バイブル・エッセイ(178)命の飢え


命の飢え
(そのとき、群衆はイエスに)言った。「それでは、わたしたちが見てあなたを信じることができるように、どんなしるしを行ってくださいますか。どのようなことをしてくださいますか。わたしたちの先祖は、荒れ野でマンナを食べました。『天からのパンを彼らに与えて食べさせた』と書いてあるとおりです。」すると、イエスは言われた。「はっきり言っておく。モーセが天からのパンをあなたがたに与えたのではなく、わたしの父が天からのまことのパンをお与えになる。神のパンは、天から降って来て、世に命を与えるものである。」そこで、彼らが、「主よ、そのパンをいつもわたしたちにください」と言うと、イエスは言われた。「わたしが命のパンである。わたしのもとに来る者は決して飢えることがなく、わたしを信じる者は決して渇くことがない。」(ヨハネ6:30-35)
 天からパンを降らせるまでもなく、自分自身が「命のパン」であり、自分の元に来るものは誰も飢えることがないとイエスはおっしゃいます。イエスが「命のパン」であるとは、イエスの傍にいるだけで飢えることがないとは一体どういうことなのでしょう。
 わたしたちが日々の生活の中で感じる飢えは肉体の飢えだけではありません。物事が自分の思った通りに進まないとき、本当にやりたいことが何一つできないと感じられるようなとき、わたしたちの心はさらに深刻な飢えに襲われます。それは、自分が生きていることの意味への飢え、自分が生きていることには何の意味もないのではないかという疑いです。この飢えは本当にひどいもので、生きている意味が見つからないという理由で絶望し、自ら命を絶ってしまう人さえいます。命にまで直結する、生きる意味へのこのひどい飢えを、「命の飢え」と呼んでもいいかもしれません。
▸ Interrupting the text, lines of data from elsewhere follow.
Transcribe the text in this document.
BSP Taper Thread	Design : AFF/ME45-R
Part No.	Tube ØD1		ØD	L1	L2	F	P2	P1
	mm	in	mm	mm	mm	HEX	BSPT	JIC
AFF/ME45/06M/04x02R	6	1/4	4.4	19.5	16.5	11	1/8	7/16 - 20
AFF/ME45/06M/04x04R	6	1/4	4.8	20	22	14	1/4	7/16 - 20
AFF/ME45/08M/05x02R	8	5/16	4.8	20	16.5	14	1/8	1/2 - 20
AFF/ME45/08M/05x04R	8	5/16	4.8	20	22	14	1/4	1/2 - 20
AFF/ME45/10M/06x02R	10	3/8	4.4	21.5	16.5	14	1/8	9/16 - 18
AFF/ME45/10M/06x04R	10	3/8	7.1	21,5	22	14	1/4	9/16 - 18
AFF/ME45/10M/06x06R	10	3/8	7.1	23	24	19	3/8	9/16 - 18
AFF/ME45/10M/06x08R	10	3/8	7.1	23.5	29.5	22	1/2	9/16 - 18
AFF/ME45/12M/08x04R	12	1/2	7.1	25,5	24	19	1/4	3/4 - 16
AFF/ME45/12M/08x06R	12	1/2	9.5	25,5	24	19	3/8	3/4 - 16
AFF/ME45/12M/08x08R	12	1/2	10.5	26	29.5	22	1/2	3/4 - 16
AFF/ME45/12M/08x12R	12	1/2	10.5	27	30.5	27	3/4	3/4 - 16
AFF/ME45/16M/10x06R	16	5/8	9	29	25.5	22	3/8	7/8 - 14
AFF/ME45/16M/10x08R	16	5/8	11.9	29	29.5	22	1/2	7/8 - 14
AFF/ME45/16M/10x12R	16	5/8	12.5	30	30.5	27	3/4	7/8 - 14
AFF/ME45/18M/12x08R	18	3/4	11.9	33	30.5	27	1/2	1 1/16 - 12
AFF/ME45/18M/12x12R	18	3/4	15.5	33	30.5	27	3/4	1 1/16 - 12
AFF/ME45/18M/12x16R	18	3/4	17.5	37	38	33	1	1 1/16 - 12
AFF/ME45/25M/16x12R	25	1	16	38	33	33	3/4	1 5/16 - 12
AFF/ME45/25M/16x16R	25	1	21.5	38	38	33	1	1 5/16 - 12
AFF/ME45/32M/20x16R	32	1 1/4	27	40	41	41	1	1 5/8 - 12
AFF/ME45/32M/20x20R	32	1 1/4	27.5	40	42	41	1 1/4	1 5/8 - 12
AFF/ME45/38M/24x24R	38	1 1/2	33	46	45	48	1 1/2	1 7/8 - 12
 この「命の飢え」を満たすことができる唯一の糧、それこそが「命のパン」であるイエスです。イエスと出会い、「わたしにとってあなたはかけがえのない存在だ。わたしはあなたを愛している」というイエスのメッセージを受け止めるとき、わたしたちは自分の人生に意味があることを確かに悟ることでしょう。エスから愛されて今を生きている、そのこと自体がわたしたちの命の意味であり、それ以上の意味など必要ないのです。このようにして「命の飢え」を癒してくださるイエスの愛、それこそわたしたちを生かす「命のパン」だと言っていいでしょう。
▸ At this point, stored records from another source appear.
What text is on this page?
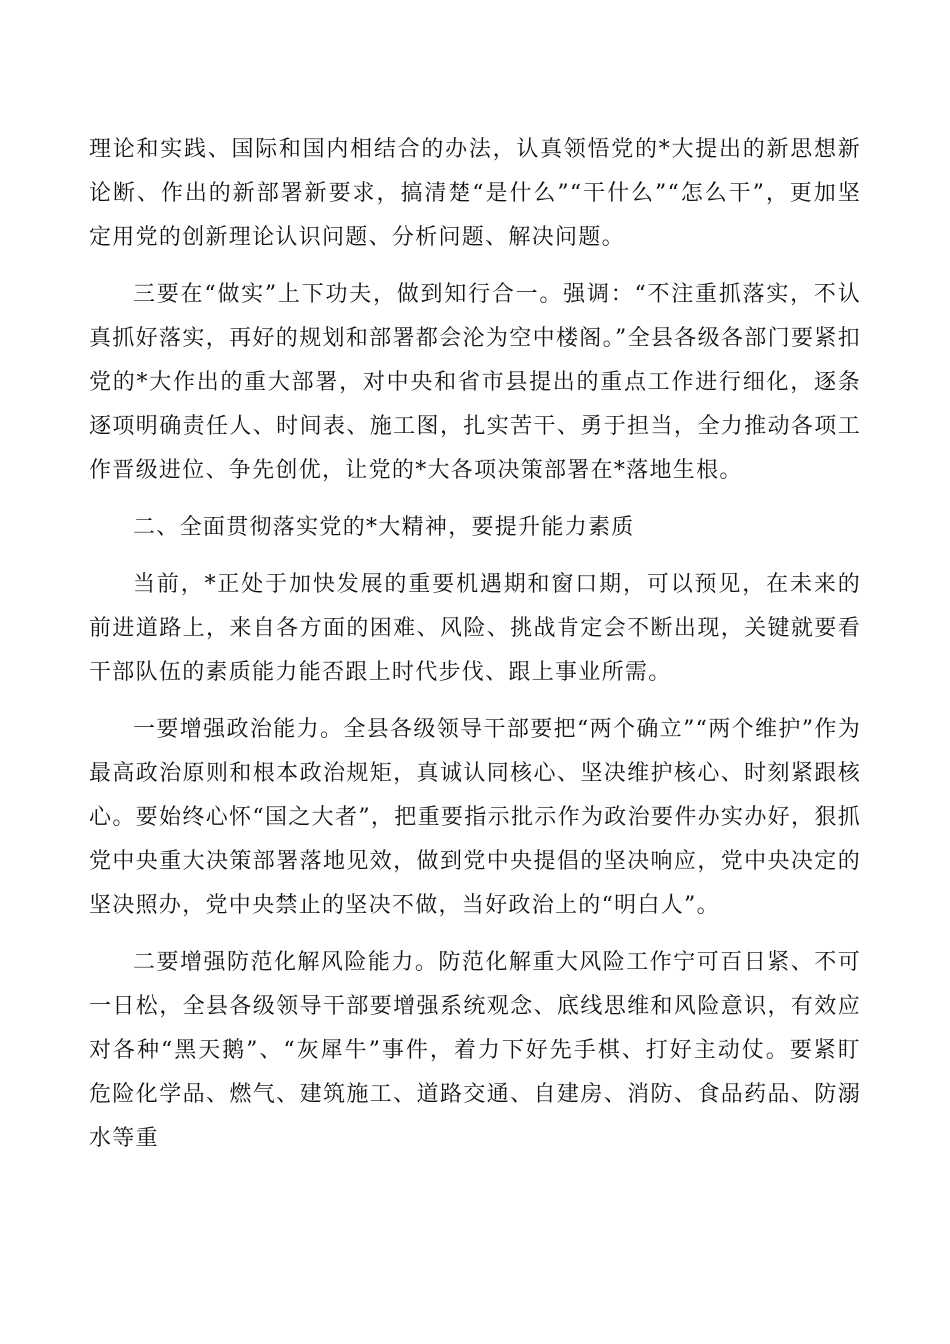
理论和实践、国际和国内相结合的办法，认真领悟党的*大提出的新思想新论断、作出的新部署新要求，搞清楚“是什么”“干什么”“怎么干”，更加坚定用党的创新理论认识问题、分析问题、解决问题。

三要在“做实”上下功夫，做到知行合一。强调：“不注重抓落实，不认真抓好落实，再好的规划和部署都会沦为空中楼阁。”全县各级各部门要紧扣党的*大作出的重大部署，对中央和省市县提出的重点工作进行细化，逐条逐项明确责任人、时间表、施工图，扎实苦干、勇于担当，全力推动各项工作晋级进位、争先创优，让党的*大各项决策部署在*落地生根。

二、全面贯彻落实党的*大精神，要提升能力素质

当前，*正处于加快发展的重要机遇期和窗口期，可以预见，在未来的前进道路上，来自各方面的困难、风险、挑战肯定会不断出现，关键就要看干部队伍的素质能力能否跟上时代步伐、跟上事业所需。

一要增强政治能力。全县各级领导干部要把“两个确立”“两个维护”作为最高政治原则和根本政治规矩，真诚认同核心、坚决维护核心、时刻紧跟核心。要始终心怀“国之大者”，把重要指示批示作为政治要件办实办好，狠抓党中央重大决策部署落地见效，做到党中央提倡的坚决响应，党中央决定的坚决照办，党中央禁止的坚决不做，当好政治上的“明白人”。

二要增强防范化解风险能力。防范化解重大风险工作宁可百日紧、不可一日松，全县各级领导干部要增强系统观念、底线思维和风险意识，有效应对各种“黑天鹅”、“灰犀牛”事件，着力下好先手棋、打好主动仗。要紧盯危险化学品、燃气、建筑施工、道路交通、自建房、消防、食品药品、防溺水等重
 「自分の人生には意味がない」と嘆くとき、わたしたちはもしかすると自分の人生に高望みをしすぎているのかもしれません。イエスに愛されて今を生きているという事実にいつも感謝し、その事実を人生の土台として生きていく限り、わたしたちは一生飢えることはないでしょう。
※写真の解説…光り輝く新緑と布引の滝。